お話を聞く限りではエンジンがダメになっていることは間違いなさそうですが、まずは状態を調べる為に圧縮を測ってみます。左シリンダーは10kg/cm3くらいあるのに対して右はゼロです、「えっ、ゼロ!?」ピストンリング折れのひどいものでも2〜3くらいはあってもおかしくないんだけどな〜、と思いながら何度測るもゼロ。なんだこりゃ、やっぱり分解だね。

汚れがひどいね〜

ヘッドカバーを開けてカムケース内のロッカーアームやカムシャフトを取り外していきます。からっぽになったカムケースを降ろし、次にシリンダーヘッドを外すとピストンヘッドを目視できます。このクルマのカムケース内はかなり汚れていて、オイルだまりの部分にはタール状になったオイルが堆積していました。




圧縮ゼロの原因は・・

穴がポッカリと

右側のピストンは溶けて穴が空いていました。表面には溶け出したアルミの飛沫がびっしりこびりついています。これでは圧縮が出ないのも当然ですね。開けてみないとわかんないもんです、ようやく納得できました。生きている方のピストンのカーボンを見る限り、混合器が薄すぎて高温になった結果のメルトダウンではないようです。さて原因は・・・

2サイクルエンジンでもないのにピストンに穴があいちゃうというのはちょっと考えにくいですよね。内燃機屋さんにもいろいろと話しを聞いたんですが、金属片、たとえばプラグ先端の破片とかが入ったりするとそれが火種となってこのようになることがあるとのことです。逆にそのくらいしか考えられないとのこと。このクルマの場合はプラグ自体は非常に良い状態でしたので、過去にプラグが溶けたことがあったとか、何らかの原因で燃焼室に異物が混入したとか・・・みなさんも他に考えられる要素があればぜひともご意見をお聞かせください。




シリンダーヘッドのダメージは・・・

燃焼室にもアルミ飛沫が・・

もちろん燃焼室にもアルミの飛沫がこびりついていますが、壁面へのダメージはほとんどありません。

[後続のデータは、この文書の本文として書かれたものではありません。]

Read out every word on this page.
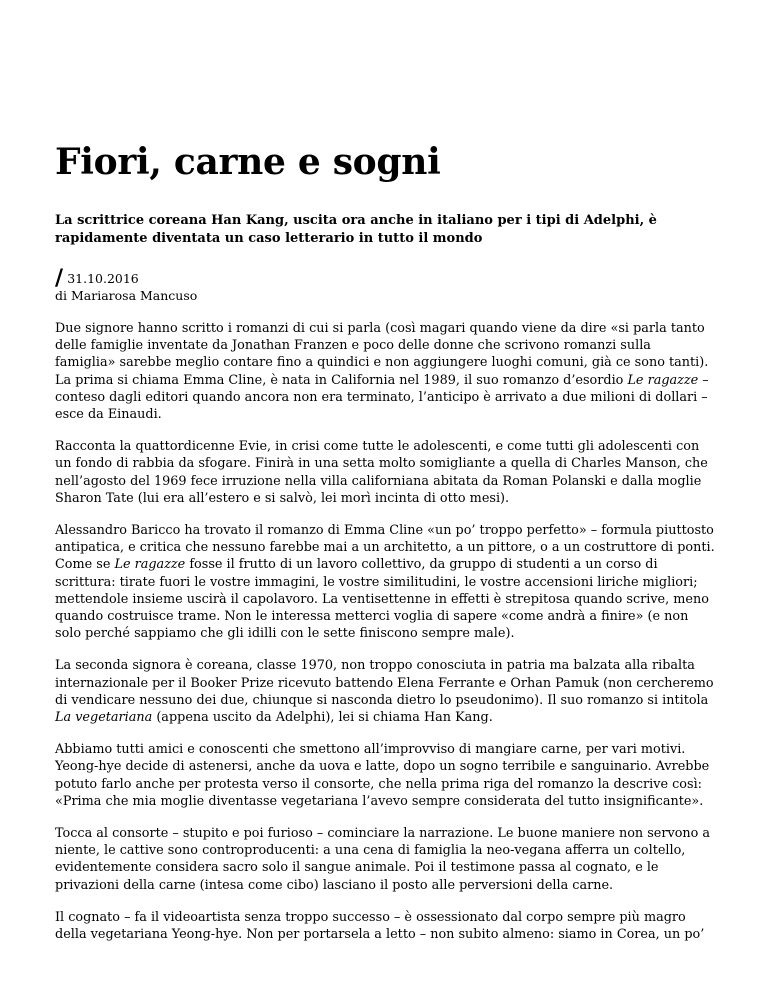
Fiori, carne e sogni
La scrittrice coreana Han Kang, uscita ora anche in italiano per i tipi di Adelphi, è rapidamente diventata un caso letterario in tutto il mondo
/ 31.10.2016
di Mariarosa Mancuso

Due signore hanno scritto i romanzi di cui si parla (così magari quando viene da dire «si parla tanto delle famiglie inventate da Jonathan Franzen e poco delle donne che scrivono romanzi sulla famiglia» sarebbe meglio contare fino a quindici e non aggiungere luoghi comuni, già ce sono tanti). La prima si chiama Emma Cline, è nata in California nel 1989, il suo romanzo d’esordio Le ragazze – conteso dagli editori quando ancora non era terminato, l’anticipo è arrivato a due milioni di dollari – esce da Einaudi.

Racconta la quattordicenne Evie, in crisi come tutte le adolescenti, e come tutti gli adolescenti con un fondo di rabbia da sfogare. Finirà in una setta molto somigliante a quella di Charles Manson, che nell’agosto del 1969 fece irruzione nella villa californiana abitata da Roman Polanski e dalla moglie Sharon Tate (lui era all’estero e si salvò, lei morì incinta di otto mesi).

Alessandro Baricco ha trovato il romanzo di Emma Cline «un po’ troppo perfetto» – formula piuttosto antipatica, e critica che nessuno farebbe mai a un architetto, a un pittore, o a un costruttore di ponti. Come se Le ragazze fosse il frutto di un lavoro collettivo, da gruppo di studenti a un corso di scrittura: tirate fuori le vostre immagini, le vostre similitudini, le vostre accensioni liriche migliori; mettendole insieme uscirà il capolavoro. La ventisettenne in effetti è strepitosa quando scrive, meno quando costruisce trame. Non le interessa metterci voglia di sapere «come andrà a finire» (e non solo perché sappiamo che gli idilli con le sette finiscono sempre male).

La seconda signora è coreana, classe 1970, non troppo conosciuta in patria ma balzata alla ribalta internazionale per il Booker Prize ricevuto battendo Elena Ferrante e Orhan Pamuk (non cercheremo di vendicare nessuno dei due, chiunque si nasconda dietro lo pseudonimo). Il suo romanzo si intitola La vegetariana (appena uscito da Adelphi), lei si chiama Han Kang.

Abbiamo tutti amici e conoscenti che smettono all’improvviso di mangiare carne, per vari motivi. Yeong-hye decide di astenersi, anche da uova e latte, dopo un sogno terribile e sanguinario. Avrebbe potuto farlo anche per protesta verso il consorte, che nella prima riga del romanzo la descrive così: «Prima che mia moglie diventasse vegetariana l’avevo sempre considerata del tutto insignificante».

Tocca al consorte – stupito e poi furioso – cominciare la narrazione. Le buone maniere non servono a niente, le cattive sono controproducenti: a una cena di famiglia la neo-vegana afferra un coltello, evidentemente considera sacro solo il sangue animale. Poi il testimone passa al cognato, e le privazioni della carne (intesa come cibo) lasciano il posto alle perversioni della carne.

Il cognato – fa il videoartista senza troppo successo – è ossessionato dal corpo sempre più magro della vegetariana Yeong-hye. Non per portarsela a letto – non subito almeno: siamo in Corea, un po’
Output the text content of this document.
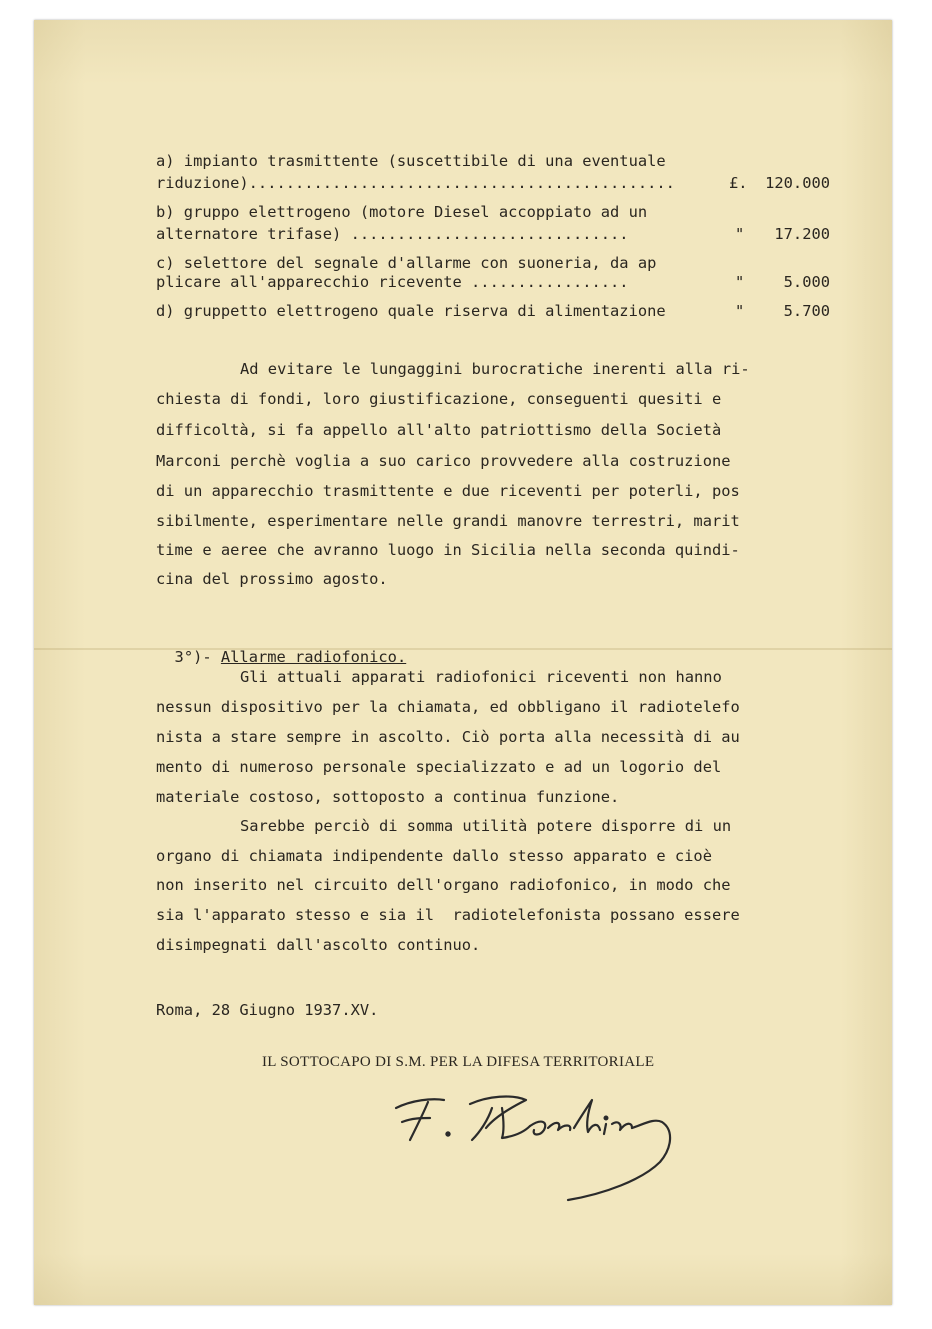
a) impianto trasmittente (suscettibile di una eventuale
riduzione)..............................................	£.	120.000
b) gruppo elettrogeno (motore Diesel accoppiato ad un
alternatore trifase) ..............................	"	17.200
c) selettore del segnale d'allarme con suoneria, da ap
plicare all'apparecchio ricevente .................	"	5.000
d) gruppetto elettrogeno quale riserva di alimentazione	"	5.700
Ad evitare le lungaggini burocratiche inerenti alla ri-
chiesta di fondi, loro giustificazione, conseguenti quesiti e
difficoltà, si fa appello all'alto patriottismo della Società
Marconi perchè voglia a suo carico provvedere alla costruzione
di un apparecchio trasmittente e due riceventi per poterli, pos
sibilmente, esperimentare nelle grandi manovre terrestri, marit
time e aeree che avranno luogo in Sicilia nella seconda quindi-
cina del prossimo agosto.

3°)- Allarme radiofonico.

Gli attuali apparati radiofonici riceventi non hanno
nessun dispositivo per la chiamata, ed obbligano il radiotelefo
nista a stare sempre in ascolto. Ciò porta alla necessità di au
mento di numeroso personale specializzato e ad un logorio del
materiale costoso, sottoposto a continua funzione.
Sarebbe perciò di somma utilità potere disporre di un
organo di chiamata indipendente dallo stesso apparato e cioè
non inserito nel circuito dell'organo radiofonico, in modo che
sia l'apparato stesso e sia il  radiotelefonista possano essere
disimpegnati dall'ascolto continuo.
Roma, 28 Giugno 1937.XV.
IL SOTTOCAPO DI S.M. PER LA DIFESA TERRITORIALE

バルブフェイスとバルブシートの間に飛沫が挟み込まれて、面はだいぶ荒れていますが、バルブガイドの状態が極めて良好なのでスペアエンジンではなくこのヘッドを修正して再使用することにしました。

プラグ穴の修正

プラグ穴がでろんでろんなのはN360Eエンジンのお約束です。もちろんこのクルマも例外ではありませんでした。加工に出す前にリコイル処理を施して、バッチリ洗浄しておきます。




排気量アップ

これを機会に67φ

オーナーが用意した67mmのピストンとシリンダーを使って約40ccのアップを図ります。(ノーマルは63mm)このサイズのピストンに合わせてシリンダースリーブをボーリングすると非常に肉が薄くなりますので取り扱いには注意が必要です。洗浄中に手が滑って落っことしでもしたら大変ですよ。ピストンも中古でしたが状態は良いようです。でもなぜかセカンドリングが欠損していました。これは中古良品を使って対処しました。




これからしばらくは『洗い屋さんだ』!


「ヘッドの洗浄完了」


LN360の巻、こんな感じでスタートです。この先起こるさまざまな困難と苦悩、スリルとサスペンス、そしてラブ&コメディ。まさにエンジンの重さが身に応えるぜ!。これも試練とがんばるしかないぞオレ!